New Zealand Rural General Practice Network chief executive Dr Grant Davidson told TVNZ1’s Breakfast today he welcomed the Government’s decision overnight to extend work visas for overseas doctors until March next year. 

He said while health professionals were given an exemption as critical workers after the country shut its borders because of the Covid-19 pandemic in March, the original deadline for the exemption up until December 30 wasn’t enough because it took three to six months to organise a health professional’s move from overseas. 

“We need to have the visas arranged in advance. December 30, any work after that, we couldn’t get a visa,” Davidson said.

“We notified the Minister of Immigration, the Minister of Health, the Director-General [of Health] - a whole bunch of people - no action for two and a half months.” 

Davidson said about one-third of practices in rural areas had long-term vacancies it struggled to fill, and there weren’t enough doctors in New Zealand who could work rurally. 

This meant rural communities were reliant on overseas health professionals to fill shortages, at least in the short-term, he said.

“It’s not that they [local doctors] don’t want to [work rurally], it’s a special calling. People have to be passionate about living in those rural areas because it’s a 24/7 job. 

“These people are called after hours. If there’s an accident down the road, there’s no St John going to it. The doctor gets a call and off they go.”

Hundreds of thousands of people in rural communities relied on rural doctors, Davidson said.

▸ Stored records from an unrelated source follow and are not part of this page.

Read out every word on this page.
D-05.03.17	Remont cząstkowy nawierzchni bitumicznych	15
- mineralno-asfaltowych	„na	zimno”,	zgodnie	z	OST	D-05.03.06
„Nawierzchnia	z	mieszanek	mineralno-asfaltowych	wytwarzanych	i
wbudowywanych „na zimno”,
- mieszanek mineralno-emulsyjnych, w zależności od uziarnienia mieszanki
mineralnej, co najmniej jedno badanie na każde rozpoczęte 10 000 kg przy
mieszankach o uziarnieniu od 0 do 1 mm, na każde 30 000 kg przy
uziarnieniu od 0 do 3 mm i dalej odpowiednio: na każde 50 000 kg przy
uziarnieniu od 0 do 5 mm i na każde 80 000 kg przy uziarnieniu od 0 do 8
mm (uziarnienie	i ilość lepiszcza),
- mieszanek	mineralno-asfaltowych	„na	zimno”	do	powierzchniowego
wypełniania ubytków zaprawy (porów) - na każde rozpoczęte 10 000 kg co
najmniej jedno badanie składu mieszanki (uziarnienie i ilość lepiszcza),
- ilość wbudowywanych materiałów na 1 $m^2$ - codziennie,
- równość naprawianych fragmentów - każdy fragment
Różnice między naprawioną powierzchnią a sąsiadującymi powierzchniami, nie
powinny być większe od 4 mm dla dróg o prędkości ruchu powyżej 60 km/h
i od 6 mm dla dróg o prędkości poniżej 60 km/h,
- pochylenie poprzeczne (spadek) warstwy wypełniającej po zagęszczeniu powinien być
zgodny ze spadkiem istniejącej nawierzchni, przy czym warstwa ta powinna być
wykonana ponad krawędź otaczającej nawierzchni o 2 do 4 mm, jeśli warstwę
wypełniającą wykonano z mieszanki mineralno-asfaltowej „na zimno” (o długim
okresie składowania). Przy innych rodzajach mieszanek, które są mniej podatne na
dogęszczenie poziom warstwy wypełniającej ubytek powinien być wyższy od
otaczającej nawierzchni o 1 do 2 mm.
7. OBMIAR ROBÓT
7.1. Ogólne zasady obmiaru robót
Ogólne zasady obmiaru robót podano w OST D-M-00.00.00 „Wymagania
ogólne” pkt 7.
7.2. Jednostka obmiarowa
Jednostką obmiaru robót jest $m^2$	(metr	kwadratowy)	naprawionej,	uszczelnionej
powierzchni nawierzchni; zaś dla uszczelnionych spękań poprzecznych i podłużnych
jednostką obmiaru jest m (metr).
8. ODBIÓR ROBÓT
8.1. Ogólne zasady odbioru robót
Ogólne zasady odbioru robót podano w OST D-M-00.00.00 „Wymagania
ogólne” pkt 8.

“The doctors are their primary, secondary and often tertiary care. So, if they’re not there, those rural communities are going to suffer and fail.”

Davidson said bringing in foreign workers "isn’t as if it’s protecting Kiwi jobs” because there weren't enough doctors trained to work in rural areas in New Zealand in the first place.

He said a long-term solution would be to train doctors from rural backgrounds, who then return to those areas to work.

Immigration figures from August 10 to October 18 show about 250 overseas health workers were granted a critical purpose visa.